This has been studied at several institutions in a phase II setti

This has been studied at several institutions in a phase II setting (18)-(22). Our group has completed two gemcitabine based chemoradiation trials in patients

with potentially resectable pancreatic cancer (18),(21). In the 176 patients from both trials (Gem-XRT and Gem-Cis-XRT) isolated tumor progression at the time of preoperative restaging was rare with the rate of local tumor progression precluding surgery 0.6% (1 of 176 patients). We have used a similar preoperative strategy for borderline resectable pancreatic cancer Inhibitors,research,lifescience,medical with the exception that therpay lasts longer prior to planned PD (the original dataset of 176 patients did not include any patients with MDACC criteria for borderline resectability). Since patients with borderline resectable pancreatic cancer (type

A) are at a high risk for margin positive resection and poor survival, these patients are ideal candidates for a prolonged course of preoperative therapy.

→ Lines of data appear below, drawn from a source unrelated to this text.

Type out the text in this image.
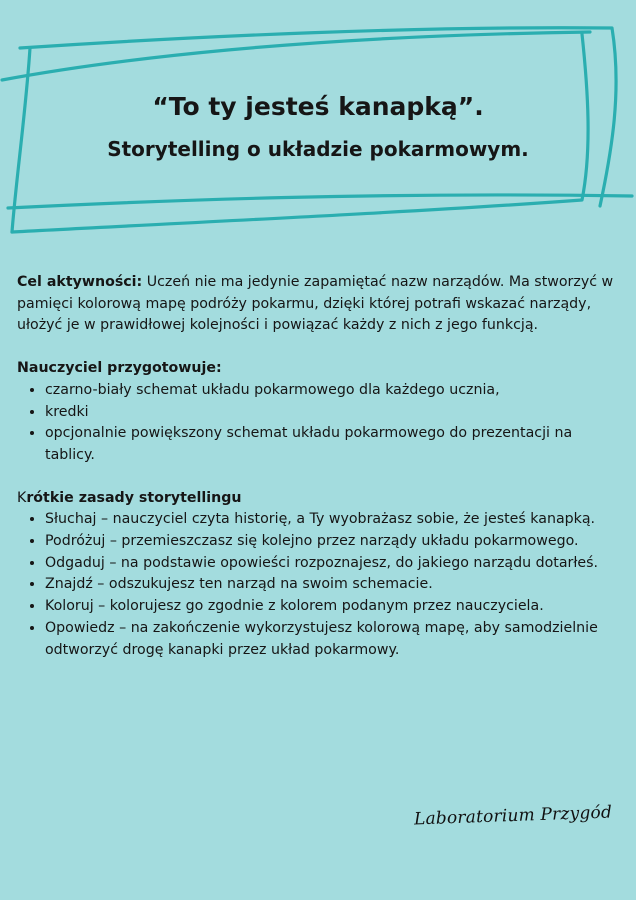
“To ty jesteś kanapką”.

Storytelling o układzie pokarmowym.

Cel aktywności: Uczeń nie ma jedynie zapamiętać nazw narządów. Ma stworzyć w pamięci kolorową mapę podróży pokarmu, dzięki której potrafi wskazać narządy, ułożyć je w prawidłowej kolejności i powiązać każdy z nich z jego funkcją.

Nauczyciel przygotowuje:

• czarno-biały schemat układu pokarmowego dla każdego ucznia,
• kredki
• opcjonalnie powiększony schemat układu pokarmowego do prezentacji na tablicy.

Krótkie zasady storytellingu

• Słuchaj – nauczyciel czyta historię, a Ty wyobrażasz sobie, że jesteś kanapką.
• Podróżuj – przemieszczasz się kolejno przez narządy układu pokarmowego.
• Odgaduj – na podstawie opowieści rozpoznajesz, do jakiego narządu dotarłeś.
• Znajdź – odszukujesz ten narząd na swoim schemacie.
• Koloruj – kolorujesz go zgodnie z kolorem podanym przez nauczyciela.
• Opowiedz – na zakończenie wykorzystujesz kolorową mapę, aby samodzielnie odtworzyć drogę kanapki przez układ pokarmowy.
Laboratorium Przygód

Treatment schema After reviewing the patient’s pancreas protocol CT scan in a multidisciplinary conference Inhibitors,research,lifescience,medical with radiologists and surgical, medical Inhibitors,research,lifescience,medical and radiation oncologists, patients’ cancers are categorized as borderline resectable types A, B, C or a combination of these. Most patients are candidates for initial gemcitabine based GDC-0941 purchase systemic therapy for 2-4 months. Patients with an ECOG PS of 0-1 are considered for combination chemotherapy, often Inhibitors,research,lifescience,medical with gemcitabine and a platinum agent. A restaging CT scan is reviewed after approximately 8 weeks of systemic therapy and patients with radiographic response or a biochemical response in the presence of stable disease are candidates for more systemic therapy followed by chemoradiation or may proceed to

chemoradiation. After a break of 4-6 weeks from their radiation therapy, patients who continue to show disease stability or response are candidates for surgery. Gemcitabine or capecitabine are the common radiation sensitizers used in this setting. After a break of 4-6 weeks from their radiation therapy, patients who continue to show disease stability or response are candidates for surgery. Given the high rate of systemic Inhibitors,research,lifescience,medical relapse in patients many with resected pancreatic cancer, the “best” systemic therapy available may be applicable in the neoadjuvant setting in selected patients. The recent phase 3 study published by Conroy and colleagues reports on FOLFIRINOX superiority over gemcitabine in the treatment of metastatic pancreatic cancer and has gathered interest (23). 342 patients with a PS of 0 or 1 were randomly assigned to receive FOLFIRINOX or gemcitabine. Six months of chemotherapy were recommended in both groups in patients who had a response. The primary end point was overall survival. The median overall survival was 11.1 months in the FOLFIRINOX group as compared with 6.8 months in the gemcitabine group (hazard ratio for death, 0.57; 95% confidence interval [CI], 0.45 to 0.73; P<0.